General Electric is ditching the lending business, despite it being a major profit generator. It’s the latest move the US technology and industrial company is taking to reduce its holdings in the finance industry.
General Electric announced Friday it intends to sell off most of its finance arm over the next two years, opting to shed a massive unit carrying its own set of risks and instead focus more on its industrial operations.
In addition to the sale of GE capital, the Fairfield, Connecticut-based company also set a share buyback plan of up to $50 billion (47.2 billion euros), which sent its shares up in premarket trading Friday.
Blackstone and Wells Fargo are buying most of the assets of GE Capital Real Estate valued around $23 billion.

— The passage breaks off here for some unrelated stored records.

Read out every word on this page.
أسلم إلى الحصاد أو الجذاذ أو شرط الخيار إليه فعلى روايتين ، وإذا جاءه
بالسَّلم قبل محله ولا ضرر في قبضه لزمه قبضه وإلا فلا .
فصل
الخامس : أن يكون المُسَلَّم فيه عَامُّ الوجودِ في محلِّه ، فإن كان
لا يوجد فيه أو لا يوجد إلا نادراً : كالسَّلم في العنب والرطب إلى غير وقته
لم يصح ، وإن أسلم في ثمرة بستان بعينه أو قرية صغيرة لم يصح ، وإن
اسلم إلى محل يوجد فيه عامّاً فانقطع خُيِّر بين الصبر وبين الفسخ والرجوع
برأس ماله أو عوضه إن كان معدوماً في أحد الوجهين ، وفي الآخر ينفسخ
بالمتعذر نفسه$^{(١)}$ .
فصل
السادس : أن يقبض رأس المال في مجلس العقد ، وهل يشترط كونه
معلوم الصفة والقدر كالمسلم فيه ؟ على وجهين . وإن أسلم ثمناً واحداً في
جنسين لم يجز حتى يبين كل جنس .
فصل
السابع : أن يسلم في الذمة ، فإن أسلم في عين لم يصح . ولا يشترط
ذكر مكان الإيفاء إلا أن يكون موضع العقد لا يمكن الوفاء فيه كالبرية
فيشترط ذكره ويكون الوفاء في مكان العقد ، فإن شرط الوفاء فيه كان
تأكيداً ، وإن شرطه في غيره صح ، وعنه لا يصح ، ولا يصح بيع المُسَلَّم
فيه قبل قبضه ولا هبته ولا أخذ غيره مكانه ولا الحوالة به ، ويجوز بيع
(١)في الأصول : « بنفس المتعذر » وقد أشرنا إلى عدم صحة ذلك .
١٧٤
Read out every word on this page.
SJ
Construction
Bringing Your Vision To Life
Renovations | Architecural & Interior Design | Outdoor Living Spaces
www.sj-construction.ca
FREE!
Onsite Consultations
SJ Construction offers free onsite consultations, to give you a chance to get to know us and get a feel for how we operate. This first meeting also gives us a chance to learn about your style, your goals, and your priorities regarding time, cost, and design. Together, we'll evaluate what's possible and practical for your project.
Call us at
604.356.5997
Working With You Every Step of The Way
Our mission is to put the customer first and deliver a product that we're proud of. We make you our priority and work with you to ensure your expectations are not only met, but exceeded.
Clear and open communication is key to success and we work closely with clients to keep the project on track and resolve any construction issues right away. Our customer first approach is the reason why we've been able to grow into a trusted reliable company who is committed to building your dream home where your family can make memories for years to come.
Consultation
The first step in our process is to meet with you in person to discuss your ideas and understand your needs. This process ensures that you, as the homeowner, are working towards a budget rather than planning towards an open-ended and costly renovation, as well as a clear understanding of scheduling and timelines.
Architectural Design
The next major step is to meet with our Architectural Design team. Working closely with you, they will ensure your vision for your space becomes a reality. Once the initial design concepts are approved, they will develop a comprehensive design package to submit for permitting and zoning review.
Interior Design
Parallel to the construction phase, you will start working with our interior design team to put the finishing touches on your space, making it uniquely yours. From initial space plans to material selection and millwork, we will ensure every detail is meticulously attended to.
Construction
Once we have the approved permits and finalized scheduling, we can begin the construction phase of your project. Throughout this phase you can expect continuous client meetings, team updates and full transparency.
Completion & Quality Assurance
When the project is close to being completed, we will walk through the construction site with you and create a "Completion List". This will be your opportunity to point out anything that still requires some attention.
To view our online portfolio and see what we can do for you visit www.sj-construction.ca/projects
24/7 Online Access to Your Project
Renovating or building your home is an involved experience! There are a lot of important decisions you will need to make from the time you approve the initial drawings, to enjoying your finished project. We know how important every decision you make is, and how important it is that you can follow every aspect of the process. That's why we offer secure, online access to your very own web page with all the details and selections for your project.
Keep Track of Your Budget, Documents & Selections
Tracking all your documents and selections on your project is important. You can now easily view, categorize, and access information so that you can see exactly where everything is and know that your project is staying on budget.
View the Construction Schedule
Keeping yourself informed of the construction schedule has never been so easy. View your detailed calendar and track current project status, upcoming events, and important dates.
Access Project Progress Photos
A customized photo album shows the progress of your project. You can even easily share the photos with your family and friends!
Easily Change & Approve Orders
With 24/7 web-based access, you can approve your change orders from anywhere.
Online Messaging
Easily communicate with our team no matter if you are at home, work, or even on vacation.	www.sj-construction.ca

The total deal is the biggest in the commercial property market, since Blackstone’s acquisition of office landlord Equity Office Properties Trust in 2007 for $39 billion, including debt.
GE has been reducing its exposure in the finance industry following the global financial crisis, off-loading its consumer credit and banking divisions. The financial division generates almost half of the company’s profit, but it’s also a huge regulatory burden, causing anxiety for investors.
In addition, the company has been selling off its worldwide property investments in favor of focusing more on earnings and product sales, such as of jet engines, generators, electric grid gear and oil field equipment.
The US technology and industrial company said it expected earnings from its aviation, power and water and other industrial businesses to account for about 90 percent of total earnings by 2018. These units made up just over half of GE’s profit in 2013.
GE added “market conditions were favorable” to sell most GE Capital over the next two years.